Dia 1 de fevereiro, 19h

Rede de cineclubes, mostras e festivais de cinema negro no Brasil

Convidades: Rafael Ferreira (Festival  Zélia Amador de Deus – PA), Daiane Rosário (Mostra Itinerante de Cinemas Negros Mahomed Bamba – BA), Manu Zalvati (Mostra de Cinema Negro de Pelotas – RS)

Mediação: Profª Ms. Luciana Oliveira ( Mostra Egbé – UFS – Sergipe)

Compreendendo a importância dos cineclubes, mostras e festivais como espaços formativos, o objetivo desta mesa é evidenciar as relações e diálogos que acabam por constituir uma ambiência receptiva que permite a circulação de filmes, realizadores, organizadores e público interessado em cinemas negros. 

Dia 2 de fevereiro, 19h

O cinema na educação e a educação no cinema

Convidades: Profª Ms. Daiane Silva (DIMAS – BA), Profª Dra. Daniela Siqueira (UFMS – MS)

Mediação: Profª Ms. Bárbara Cazé (UERJ – RJ)

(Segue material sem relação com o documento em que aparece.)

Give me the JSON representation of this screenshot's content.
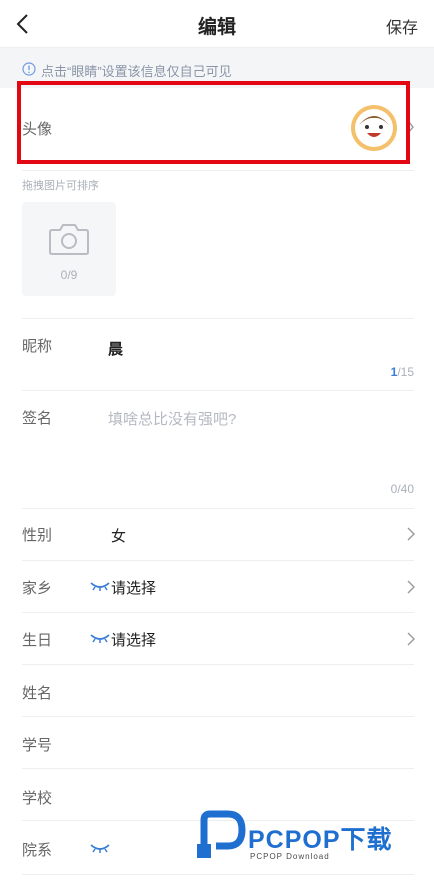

Considerando o cinema e a educação como práticas sócio-culturais que são constituídas de modo coletivo, e não necessariamente escolar ou institucional, esta mesa se dedica a refletir as aproximações, tensionamentos e relações possíveis entre os dois campos.

Dia 3 de fevereiro, 19h

Histórias e memórias do cineclubismo no Brasil

Convidades: Prof. Dr. João Félix (UFT -TO), Clementino Jr (CAN – RJ)

Mediação: Profª Dra.Izabel de Fátima Cruz Melo (UNEB – BA)

Qual o lugar do cineclubismo e dos cineclubistas negros na história do cinema brasileiro? A partir desta indagação, a mesa pretende refletir a respeito das trajetórias destas pessoas, sua permanência, atuação  e contribuição  ao campo cinematográfico brasileiro.

Dia 4 de fevereiro, 19h

Políticas públicas, educação e cinema: práticas interdisciplinares

Convidades: Ângelo Fábio (Mostra Periférica – PE), Inajara Diz (Cinemateca da Bahia – BA)

Mediação: Profª Dra. Renata Melo (UNB – DF)

Para compreender de forma mais ampla as tensões e movimentações do campo cinematográfico brasileiro, sobretudo no que diz respeito aos cinemas negros, consideramos fundamental que haja uma abordagem interdisciplinar, que no nosso caso reúne a educação, o cinema e as políticas públicas como mote para o diálogo e reflexão.